Using Mathematica, I solved the cubic to get the following solution:
$$ \frac{\sqrt[3]{-216 f_x^3 f_y^3 M y^2 \bar{y}^2+216 f_x^3 f_y^3 P_b y^2 \bar{y}^2+36 f_x^3 f_y^3 x \bar{x} y^2 \bar{y}^2-2 f_x^3 f_y^3 y^3 \bar{y}^3-36 f_x^3 f_y^2 Sy y^2 \bar{y}^2-36 f_x^2 f_y^3 Sx y^2 \bar{y}^2+\sqrt{4 \left(-f_x^2 f_y^2 y^2 \bar{y}^2-12 f_x f_y y \bar{y} (-f_x f_y x \bar{x}+f_x Sy+f_y Sx)\right)^3+\left(-216 f_x^3 f_y^3 M y^2 \bar{y}^2+216 f_x^3 f_y^3 P_b y^2 \bar{y}^2+36 f_x^3 f_y^3 x \bar{x} y^2 \bar{y}^2-2 f_x^3 f_y^3 y^3 \bar{y}^3-36 f_x^3 f_y^2 Sy y^2 \bar{y}^2-36 f_x^2 f_y^3 Sx y^2 \bar{y}^2\right)^2}}}{6 \sqrt[3]{2} f_x f_y y \bar{y}}-\frac{-f_x^2 f_y^2 y^2 \bar{y}^2-12 f_x f_y y \bar{y} (-f_x f_y x \bar{x}+f_x Sy+f_y Sx)}{3\ 2^{2/3} f_x f_y y \bar{y} \sqrt[3]{-216 f_x^3 f_y^3 M y^2 \bar{y}^2+216 f_x^3 f_y^3 P_b y^2 \bar{y}^2+36 f_x^3 f_y^3 x \bar{x} y^2 \bar{y}^2-2 f_x^3 f_y^3 y^3 \bar{y}^3-36 f_x^3 f_y^2 Sy y^2 \bar{y}^2-36 f_x^2 f_y^3 Sx y^2 \bar{y}^2+\sqrt{4 \left(-f_x^2 f_y^2 y^2 \bar{y}^2-12 f_x f_y y \bar{y} (-f_x f_y x \bar{x}+f_x Sy+f_y Sx)\right)^3+\left(-216 f_x^3 f_y^3 M y^2 \bar{y}^2+216 f_x^3 f_y^3 P_b y^2 \bar{y}^2+36 f_x^3 f_y^3 x \bar{x} y^2 \bar{y}^2-2 f_x^3 f_y^3 y^3 \bar{y}^3-36 f_x^3 f_y^2 Sy y^2 \bar{y}^2-36 f_x^2 f_y^3 Sx y^2 \bar{y}^2\right)^2}}}-\frac{1}{6} $$
You're welcome! I suspect however, that this isn't what you had in mind!

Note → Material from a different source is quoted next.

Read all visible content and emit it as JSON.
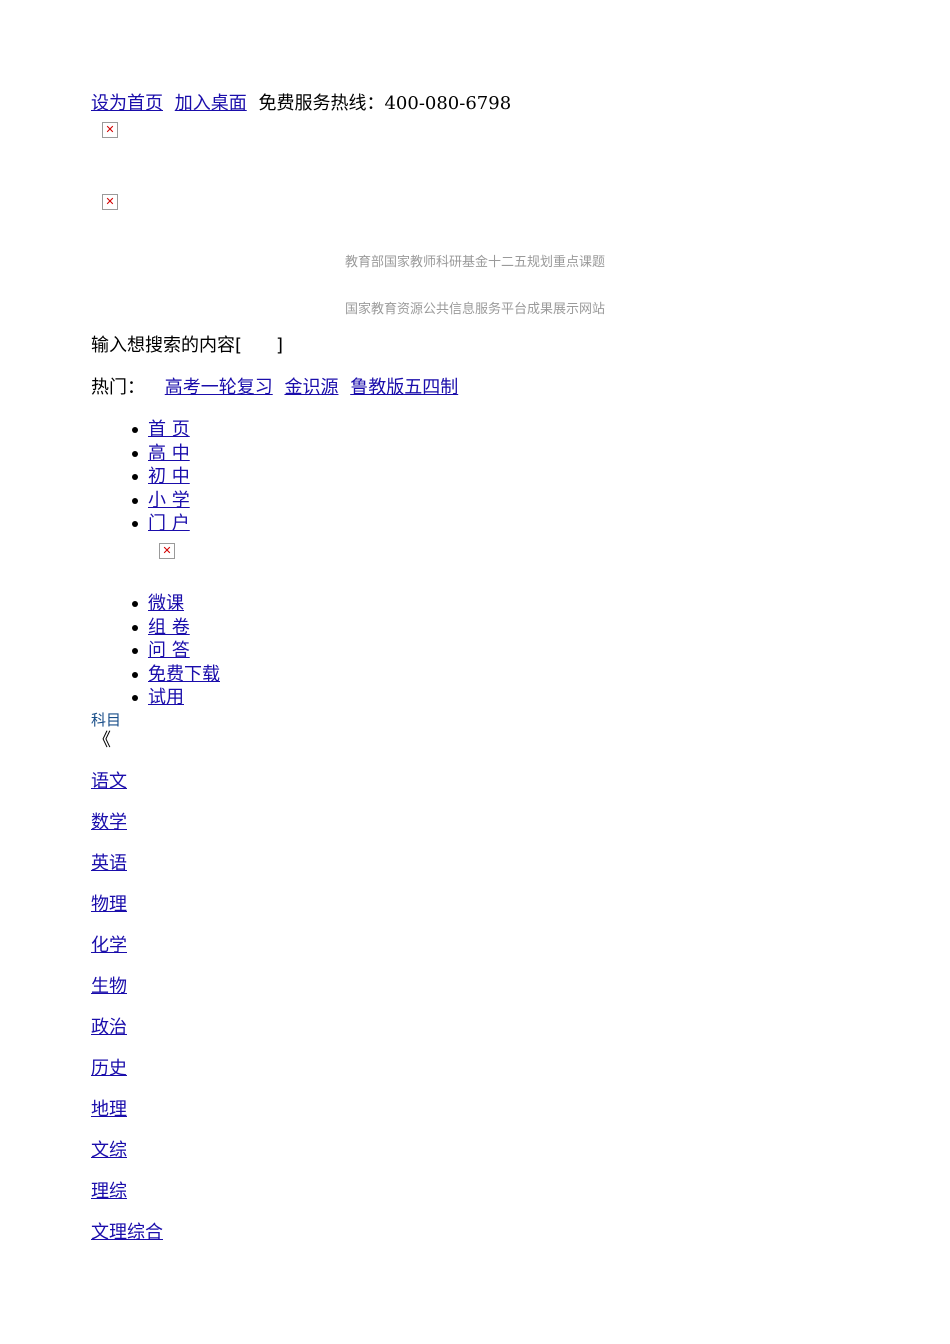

A better way to do this would be numerical approximation. Compute the derivative of your function with respect to $m$, which is:
$$ g'(m) = -\frac{2 S_x}{f_x}-\frac{2 S_y}{f_y}+2 m^2 y \bar{y}+m y \bar{y}+m (4 m y \bar{y}+y \bar{y})+2 x \bar{x} $$
Now, choose some value $m_0$ and recursively compute:
$$ m_{n+1} = m_n - \frac{g(m)}{g'(m)} $$
The longer you do this process, the closer to the value of $m$ you'll get.